SENI HIBURAN

Menapak Jejak Rhoma Irama : Hujan Deras Diterpa Lemparan batu

Rita Sugiarto dan Yoyo Dasriyo di Ciawi, Tasikmalaya. Jaket loreng Kopasus milik Pak W Gunawan, menepis dingin dengan guyuran hujan deras. Pergelaran musik terpaksa dihentikan. (Dokumentasi: Yodaz).
Rita Sugiarto dan Yoyo Dasriyo di Ciawi, Tasikmalaya. Jaket loreng Kopasus milik Pak W Gunawan, menepis dingin dengan guyuran hujan deras. Pergelaran musik terpaksa dihentikan. (Dokumentasi: Yodaz).

Menapak Jejak Rhoma Irama : Bagian (13)

Oleh: Yoyo Dasriyo

DALAM lelah dan keremangan dini hari, saya mendadak samar. Bimbang memilih arah di lepas terminal Cileunyi. Waktu itu belum terbuka lintangan jalan tol ke Tanjungsari. Saya menunjuk arah ke kanan. Tak tahunya, itu bentangan jalan jelang pintu gebang tol Padaleunyi. Namun konvoi kendaraan terlanjur melintas gerbang tol. Saya tersentak dan malu hati! “Stop dulu…! Salah jalan. Kalau lurus terus, bisa ke Jakarta…” Sopir menurunkan laju kendaraannya. Sesaat Colt pun berhenti.

Penumpang seisi colt, yang terkantuk-kantuk terjaga keheranan, termasuk Rita, Tati, Benny, Nasir pemain mandolin dan Pak Gunawan. “Kenapa berhenti, Kang…’?” Benny cemas.
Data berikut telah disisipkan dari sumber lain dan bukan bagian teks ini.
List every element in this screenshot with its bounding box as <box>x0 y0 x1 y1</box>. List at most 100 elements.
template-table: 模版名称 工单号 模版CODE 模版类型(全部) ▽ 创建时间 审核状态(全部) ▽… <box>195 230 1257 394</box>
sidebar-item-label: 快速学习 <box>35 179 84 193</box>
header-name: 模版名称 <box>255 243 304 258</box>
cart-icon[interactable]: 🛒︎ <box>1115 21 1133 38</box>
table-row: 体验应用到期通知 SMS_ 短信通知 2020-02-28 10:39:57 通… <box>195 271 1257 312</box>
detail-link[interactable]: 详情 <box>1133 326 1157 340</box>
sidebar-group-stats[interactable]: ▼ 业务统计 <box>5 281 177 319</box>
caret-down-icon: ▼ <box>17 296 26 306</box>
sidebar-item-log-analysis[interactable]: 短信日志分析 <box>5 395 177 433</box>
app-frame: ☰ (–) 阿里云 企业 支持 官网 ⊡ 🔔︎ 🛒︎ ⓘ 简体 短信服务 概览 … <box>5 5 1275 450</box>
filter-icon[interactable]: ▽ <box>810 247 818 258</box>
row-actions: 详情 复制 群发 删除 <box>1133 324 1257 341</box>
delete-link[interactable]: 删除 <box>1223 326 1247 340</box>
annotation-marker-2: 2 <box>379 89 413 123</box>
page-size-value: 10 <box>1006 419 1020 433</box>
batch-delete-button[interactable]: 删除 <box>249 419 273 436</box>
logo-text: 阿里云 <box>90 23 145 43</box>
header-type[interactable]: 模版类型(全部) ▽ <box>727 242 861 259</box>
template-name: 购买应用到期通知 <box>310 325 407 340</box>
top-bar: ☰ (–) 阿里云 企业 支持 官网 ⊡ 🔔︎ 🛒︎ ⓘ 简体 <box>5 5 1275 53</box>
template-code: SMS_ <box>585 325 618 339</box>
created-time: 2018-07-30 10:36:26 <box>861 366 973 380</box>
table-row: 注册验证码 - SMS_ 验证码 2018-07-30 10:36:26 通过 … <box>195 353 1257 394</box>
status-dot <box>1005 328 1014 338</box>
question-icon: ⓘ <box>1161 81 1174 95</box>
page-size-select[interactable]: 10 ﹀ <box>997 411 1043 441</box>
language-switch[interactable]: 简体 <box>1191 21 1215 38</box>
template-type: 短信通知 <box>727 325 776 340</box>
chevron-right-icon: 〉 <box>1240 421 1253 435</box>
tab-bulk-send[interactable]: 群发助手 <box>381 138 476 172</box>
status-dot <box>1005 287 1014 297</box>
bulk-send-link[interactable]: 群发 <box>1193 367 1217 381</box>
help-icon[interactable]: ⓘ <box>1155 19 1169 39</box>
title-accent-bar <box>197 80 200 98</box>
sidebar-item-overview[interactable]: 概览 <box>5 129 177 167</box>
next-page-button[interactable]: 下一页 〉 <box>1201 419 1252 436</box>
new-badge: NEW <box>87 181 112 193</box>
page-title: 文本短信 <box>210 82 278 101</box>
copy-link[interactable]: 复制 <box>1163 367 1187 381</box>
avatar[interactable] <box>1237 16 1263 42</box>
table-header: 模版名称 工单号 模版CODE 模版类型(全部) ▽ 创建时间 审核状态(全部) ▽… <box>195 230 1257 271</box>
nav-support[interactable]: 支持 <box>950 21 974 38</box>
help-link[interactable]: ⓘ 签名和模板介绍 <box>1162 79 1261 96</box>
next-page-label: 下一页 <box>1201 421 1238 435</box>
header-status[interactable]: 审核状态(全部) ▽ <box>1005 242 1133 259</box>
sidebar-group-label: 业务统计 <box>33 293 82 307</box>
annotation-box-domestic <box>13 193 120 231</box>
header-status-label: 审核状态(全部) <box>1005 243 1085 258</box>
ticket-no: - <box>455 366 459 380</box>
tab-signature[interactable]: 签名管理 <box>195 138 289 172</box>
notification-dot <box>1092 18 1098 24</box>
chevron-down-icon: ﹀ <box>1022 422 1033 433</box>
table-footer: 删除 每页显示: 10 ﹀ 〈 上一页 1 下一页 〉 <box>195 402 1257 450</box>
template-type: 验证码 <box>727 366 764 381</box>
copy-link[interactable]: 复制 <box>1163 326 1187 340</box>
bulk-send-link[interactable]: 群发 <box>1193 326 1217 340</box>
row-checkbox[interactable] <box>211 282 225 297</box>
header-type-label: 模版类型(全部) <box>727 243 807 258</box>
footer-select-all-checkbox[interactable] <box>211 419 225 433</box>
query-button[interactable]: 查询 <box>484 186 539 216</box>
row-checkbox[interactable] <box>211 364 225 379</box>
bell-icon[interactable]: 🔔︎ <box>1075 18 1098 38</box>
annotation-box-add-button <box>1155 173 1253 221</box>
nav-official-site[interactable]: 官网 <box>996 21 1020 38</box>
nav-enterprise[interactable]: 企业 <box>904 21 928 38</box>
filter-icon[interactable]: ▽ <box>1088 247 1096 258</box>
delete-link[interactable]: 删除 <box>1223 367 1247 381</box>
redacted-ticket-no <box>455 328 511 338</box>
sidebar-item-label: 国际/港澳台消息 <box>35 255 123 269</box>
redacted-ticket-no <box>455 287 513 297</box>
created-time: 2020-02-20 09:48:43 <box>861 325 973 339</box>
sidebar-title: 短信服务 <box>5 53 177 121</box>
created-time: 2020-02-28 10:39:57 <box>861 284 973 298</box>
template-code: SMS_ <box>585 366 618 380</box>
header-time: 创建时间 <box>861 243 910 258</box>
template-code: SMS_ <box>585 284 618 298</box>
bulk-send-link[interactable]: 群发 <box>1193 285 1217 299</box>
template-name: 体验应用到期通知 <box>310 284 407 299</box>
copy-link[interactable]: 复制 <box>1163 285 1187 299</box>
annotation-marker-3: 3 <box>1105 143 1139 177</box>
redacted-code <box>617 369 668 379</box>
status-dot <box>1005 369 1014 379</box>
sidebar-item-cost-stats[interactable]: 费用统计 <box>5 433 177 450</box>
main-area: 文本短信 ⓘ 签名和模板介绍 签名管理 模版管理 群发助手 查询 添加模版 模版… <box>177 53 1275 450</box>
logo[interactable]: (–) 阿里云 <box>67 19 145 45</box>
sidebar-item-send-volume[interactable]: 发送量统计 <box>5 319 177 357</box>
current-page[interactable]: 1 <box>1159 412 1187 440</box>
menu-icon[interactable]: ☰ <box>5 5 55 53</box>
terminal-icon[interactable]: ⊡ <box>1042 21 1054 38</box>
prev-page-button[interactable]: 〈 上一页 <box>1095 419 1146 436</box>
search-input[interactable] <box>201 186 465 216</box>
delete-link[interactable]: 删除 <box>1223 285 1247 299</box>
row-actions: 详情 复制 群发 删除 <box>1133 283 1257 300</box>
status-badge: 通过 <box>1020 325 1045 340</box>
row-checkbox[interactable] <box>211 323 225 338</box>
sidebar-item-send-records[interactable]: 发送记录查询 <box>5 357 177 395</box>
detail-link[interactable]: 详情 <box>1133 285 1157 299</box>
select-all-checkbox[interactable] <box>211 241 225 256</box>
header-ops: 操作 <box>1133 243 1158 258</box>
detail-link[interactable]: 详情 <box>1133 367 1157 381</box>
Saya bilang, kendaraan harus balik ke arah semula. “Oh iya benar! Jangan lurus. Kita bisa langsung balik lagi ke Jakarta” sahutnya pasti. Sopir kembali memutar arah lagi. Ke luar dari jalan tol dan menyusuri jalan raya Nagreg. Konvoi kendaraan “Soneta” terpaksa arak-arakan mencari tempat pemutar arah jalan….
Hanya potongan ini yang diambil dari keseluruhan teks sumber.